The first step in the UpdateSaucer() function is to obtain the position of the flying saucer (line 5). You can then loop through the asteroids and find out the minimum X and Y collision distance (lines 8 and 9), which is the closest distance between an asteroid and the saucer. Inside the loop, the asteroid position is first obtained (line 12), which is critical for determining the collision distance. The minimum XY collision distance is then calculated (lines 15 “22) and used as the basis for determining if this asteroid is currently the closest one to the saucer. This is where the function gets a little tricky because you must add the X and Y components of the collision distance to see which asteroid is closer to the saucer (lines 23 “30). This technique isn't flawless, but it helps to eliminate "false alarm" situations in which an asteroid is close to the saucer horizontally but far away vertically.

When the asteroid loop is exited, you have two pieces of important information to work with: the X collision distance and the Y collision distance.

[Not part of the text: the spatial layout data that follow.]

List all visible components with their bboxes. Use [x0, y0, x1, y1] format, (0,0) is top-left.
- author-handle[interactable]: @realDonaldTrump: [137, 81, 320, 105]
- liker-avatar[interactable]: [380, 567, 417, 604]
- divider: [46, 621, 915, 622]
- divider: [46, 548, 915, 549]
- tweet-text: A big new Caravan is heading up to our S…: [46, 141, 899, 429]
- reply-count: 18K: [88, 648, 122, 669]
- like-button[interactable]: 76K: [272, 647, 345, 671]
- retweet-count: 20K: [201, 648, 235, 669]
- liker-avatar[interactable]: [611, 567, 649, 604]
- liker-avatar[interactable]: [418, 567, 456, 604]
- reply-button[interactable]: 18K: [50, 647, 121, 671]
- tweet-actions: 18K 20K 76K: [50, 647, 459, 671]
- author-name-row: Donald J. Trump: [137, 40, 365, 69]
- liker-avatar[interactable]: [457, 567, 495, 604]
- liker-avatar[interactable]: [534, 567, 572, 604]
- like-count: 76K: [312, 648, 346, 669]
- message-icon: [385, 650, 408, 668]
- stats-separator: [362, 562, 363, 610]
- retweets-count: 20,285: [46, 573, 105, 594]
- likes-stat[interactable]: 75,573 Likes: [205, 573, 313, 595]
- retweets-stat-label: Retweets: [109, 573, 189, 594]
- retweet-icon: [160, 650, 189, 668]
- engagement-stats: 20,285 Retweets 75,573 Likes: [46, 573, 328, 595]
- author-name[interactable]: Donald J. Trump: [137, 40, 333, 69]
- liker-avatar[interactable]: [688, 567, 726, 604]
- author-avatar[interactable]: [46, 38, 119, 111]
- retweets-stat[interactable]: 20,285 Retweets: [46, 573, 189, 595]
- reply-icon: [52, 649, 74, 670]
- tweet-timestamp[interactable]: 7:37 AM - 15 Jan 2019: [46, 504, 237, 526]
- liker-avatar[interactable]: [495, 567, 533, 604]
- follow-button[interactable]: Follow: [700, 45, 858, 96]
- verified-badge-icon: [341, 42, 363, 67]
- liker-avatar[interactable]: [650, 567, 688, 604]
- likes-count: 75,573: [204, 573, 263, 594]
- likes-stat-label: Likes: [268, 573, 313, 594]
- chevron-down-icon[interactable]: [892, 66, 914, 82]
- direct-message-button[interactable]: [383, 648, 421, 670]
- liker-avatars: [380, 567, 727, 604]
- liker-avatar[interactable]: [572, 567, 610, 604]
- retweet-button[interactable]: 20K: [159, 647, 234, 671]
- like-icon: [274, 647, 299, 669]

It's now possible to check and see if these distances are below a certain minimum distance that is required in order for the saucer to be in danger of colliding with an asteroid. My own trial-and-error testing led to a value of 60 , but you might decide on a slightly different value in your own testing. In order to steer the saucer to safety horizontally, the X collision distance is checked to see if it is below the minimum distance of 60 ; in which case, the saucer's velocity is adjusted (lines 36 “43). The same process is then repeated for the saucer's Y collision distance (lines 44 “51). Finally, the new velocity of the saucer is set by calling the SetVelocity() method on the saucer sprite (line 54).

Testing the Finished Product

The premise behind the Roids 2 program is to show how a certain degree of AI can be injected into a sprite object so that it can avoid other sprite objects. In this context, the evading sprite object is a flying saucer that is desperately trying to keep from colliding with asteroids in an asteroid field. Although you have to actually run the program yourself to see the flying saucer evade the asteroids, Figure 20.3 shows the saucer in the process of steering away from a close call.

This is one of those rare program examples that is actually fun to just sit back and watch because the program appears to have a mind of its own. In other words, you've created the logic for the flying saucer, and now you get to see how it responds in different situations. This is the part of the process of developing AI in games that is often frustrating because objects can do strange things that are quite unexpected at times. Even so, the flying saucer does a pretty good job of avoiding asteroids in the Roids 2 program.